Ángela quedó en silencio mordiéndose el interior del labio y mirándolo con el corazón un poco roto. Él se veía tan triste, y tan dolido que no tuvo manera de decirle algo que justificara a su amiga. Sabía que debía haber una razón, pero ahora mismo, no le venía a la mente ninguna.

—Debemos llevar esto a la policía —dijo Juan José interrumpiendo el silencio—. Con esto, podemos meter a Lucrecia y a Antonio a la cárcel.

—Sí.

—Los acompaño —dijo Ángela.

—No, amor. Tú quédate aquí.

—Pero...

Juan José la convenció, y Ángela recibió de vuelta a su hijo y los vio tomar de nuevo los aparatos electrónicos y salir directo a la oficina del oficial que había estado ayudándoles con este caso desde el principio.
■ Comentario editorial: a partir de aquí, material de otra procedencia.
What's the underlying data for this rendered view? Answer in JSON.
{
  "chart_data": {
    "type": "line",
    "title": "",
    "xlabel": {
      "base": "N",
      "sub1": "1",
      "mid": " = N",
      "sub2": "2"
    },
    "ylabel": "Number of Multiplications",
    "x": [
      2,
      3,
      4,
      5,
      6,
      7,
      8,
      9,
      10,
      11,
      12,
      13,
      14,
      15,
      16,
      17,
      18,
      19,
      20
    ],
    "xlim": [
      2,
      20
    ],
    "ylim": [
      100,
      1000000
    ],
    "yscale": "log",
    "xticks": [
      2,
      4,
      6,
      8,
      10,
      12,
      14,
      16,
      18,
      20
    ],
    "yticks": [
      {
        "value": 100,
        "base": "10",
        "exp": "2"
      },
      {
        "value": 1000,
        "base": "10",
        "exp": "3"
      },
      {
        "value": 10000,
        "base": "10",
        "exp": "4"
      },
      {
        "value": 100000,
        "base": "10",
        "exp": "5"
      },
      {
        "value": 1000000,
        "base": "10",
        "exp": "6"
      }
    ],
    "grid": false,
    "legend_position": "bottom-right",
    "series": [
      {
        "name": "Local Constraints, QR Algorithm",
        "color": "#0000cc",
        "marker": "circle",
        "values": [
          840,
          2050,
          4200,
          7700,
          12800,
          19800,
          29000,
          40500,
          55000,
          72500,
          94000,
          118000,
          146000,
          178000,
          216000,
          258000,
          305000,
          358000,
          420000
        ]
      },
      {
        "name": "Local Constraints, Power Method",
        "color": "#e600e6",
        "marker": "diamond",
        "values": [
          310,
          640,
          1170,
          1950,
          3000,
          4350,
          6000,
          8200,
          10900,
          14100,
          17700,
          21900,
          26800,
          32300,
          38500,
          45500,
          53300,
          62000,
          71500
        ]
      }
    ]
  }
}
Ya estaba próxima a finalizar esta pesadilla, se dijo, pero lamentablemente, aunque Ana volviera, las cosas con Carlos no serían las mismas. La ilusión de ver a su hermana unida a su cuñado podía no hacerse realidad, y sería duro. No quería ni pensar en cómo serían Ana y Carlos en medio de sus cenas y fiestas luego de haber vivido una historia como esta. Uno de los dos no lo aguantaría y se iría lejos, y ella sospechaba quién tomaría esa decisión.

No quería perder a ninguno, pero ya no dependía de ella que se unieran. Había sido así en el principio, pero esta vez sólo Ana podía ayudarse.